British Airways and Phillips 66 Limited have entered into a multi-year supply agreement for sustainable aviation fuel (SAF) produced at its Humber Refinery.
The SAF will be supplied to British Airways to power a number of its flights from this year.
It will be produced from sustainable waste feedstock at the refinery, which will deliver its SAF supply to British Airways via existing pipeline infrastructure that feeds directly into UK airports.
Humber Refinery General Manager Darren Cunningham, the lead executive for Phillips 66 in the UK, said the announcement reflected the importance the aviation and energy industries were placing on sustainability.

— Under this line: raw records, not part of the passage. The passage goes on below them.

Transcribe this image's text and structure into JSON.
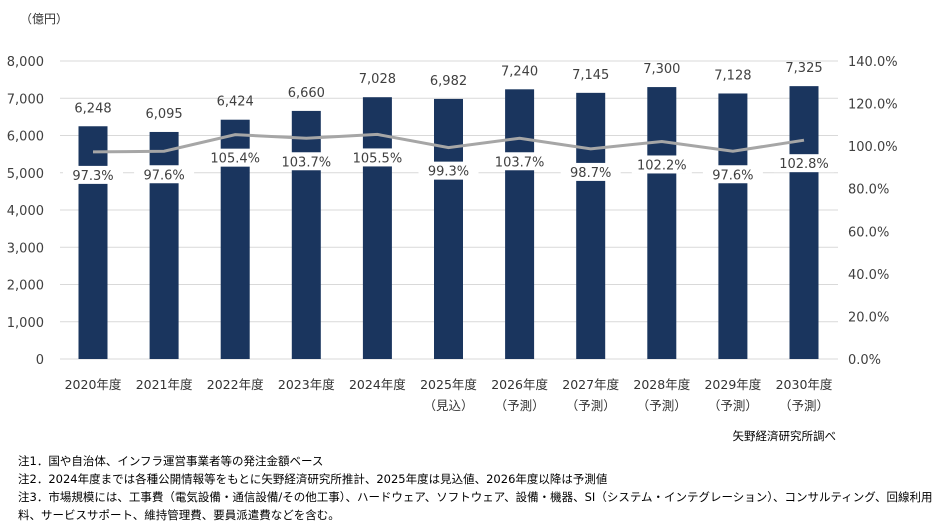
{
  "chart_data": {
    "type": "bar+line",
    "unit_label": "（億円）",
    "categories": [
      "2020年度",
      "2021年度",
      "2022年度",
      "2023年度",
      "2024年度",
      "2025年度",
      "2026年度",
      "2027年度",
      "2028年度",
      "2029年度",
      "2030年度"
    ],
    "category_sublabels": [
      "",
      "",
      "",
      "",
      "",
      "（見込）",
      "（予測）",
      "（予測）",
      "（予測）",
      "（予測）",
      "（予測）"
    ],
    "bar_values": [
      6248,
      6095,
      6424,
      6660,
      7028,
      6982,
      7240,
      7145,
      7300,
      7128,
      7325
    ],
    "bar_labels": [
      "6,248",
      "6,095",
      "6,424",
      "6,660",
      "7,028",
      "6,982",
      "7,240",
      "7,145",
      "7,300",
      "7,128",
      "7,325"
    ],
    "line_values": [
      97.3,
      97.6,
      105.4,
      103.7,
      105.5,
      99.3,
      103.7,
      98.7,
      102.2,
      97.6,
      102.8
    ],
    "line_labels": [
      "97.3%",
      "97.6%",
      "105.4%",
      "103.7%",
      "105.5%",
      "99.3%",
      "103.7%",
      "98.7%",
      "102.2%",
      "97.6%",
      "102.8%"
    ],
    "y_left": {
      "range": [
        0,
        8000
      ],
      "ticks": [
        "0",
        "1,000",
        "2,000",
        "3,000",
        "4,000",
        "5,000",
        "6,000",
        "7,000",
        "8,000"
      ]
    },
    "y_right": {
      "range": [
        0,
        140
      ],
      "ticks": [
        "0.0%",
        "20.0%",
        "40.0%",
        "60.0%",
        "80.0%",
        "100.0%",
        "120.0%",
        "140.0%"
      ]
    },
    "grid": true,
    "colors": {
      "bar": "#1a355e",
      "line": "#a6a6a6",
      "grid": "#d9d9d9"
    }
  },
  "source": "矢野経済研究所調べ",
  "notes": [
    "注1．国や自治体、インフラ運営事業者等の発注金額ベース",
    "注2．2024年度までは各種公開情報等をもとに矢野経済研究所推計、2025年度は見込値、2026年度以降は予測値",
    "注3．市場規模には、工事費（電気設備・通信設備/その他工事）、ハードウェア、ソフトウェア、設備・機器、SI（システム・インテグレーション）、コンサルティング、回線利用",
    "料、サービスサポート、維持管理費、要員派遣費などを含む。"
  ]
}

“The Humber Refinery was the first in the UK to co-process waste oils to produce renewable fuels and now we will be the first to produce SAF at scale, and we are delighted British Airways is our first UK customer,” Cunningham said. “We’re currently refining almost half a million litres of sustainable waste feedstocks a day, and this is just a start. Markets for lower-carbon products are growing, and this agreement demonstrates our ability to supply them.”
Last year Phillips 66 Limited invested significantly to expand its production of fuels from waste feedstocks. The investment is part of a broader energy transition plan to reduce the carbon intensity of its refinery operations and products that support 1,000 Humber Refinery jobs.
“This agreement with British Airways aligns with our strategy to create a refinery of the future, where we’re producing fuels from waste, being a critical part of the electric vehicle supply chain, reducing the carbon intensity of our processes through carbon capture and using hydrogen to power the refinery,” Cunningham said. “It secures long-term business in an ever-changing world.”
The British Airways agreement follows the announcement in April of a memorandum of understanding between Phillips 66 and Southwest Airlines to advance SAF.
“This agreement marks another important step on our journey to net zero carbon emissions and forms part of our commitment, as part of International Airlines Group, to power 10% of flights with SAF by 2030,” said Sean Doyle, British Airways’ chairman and chief executive. “The UK has the resources and capabilities to be a global leader in the development of SAF and scaling up the production of SAF requires a truly collaborative approach between industry and government.”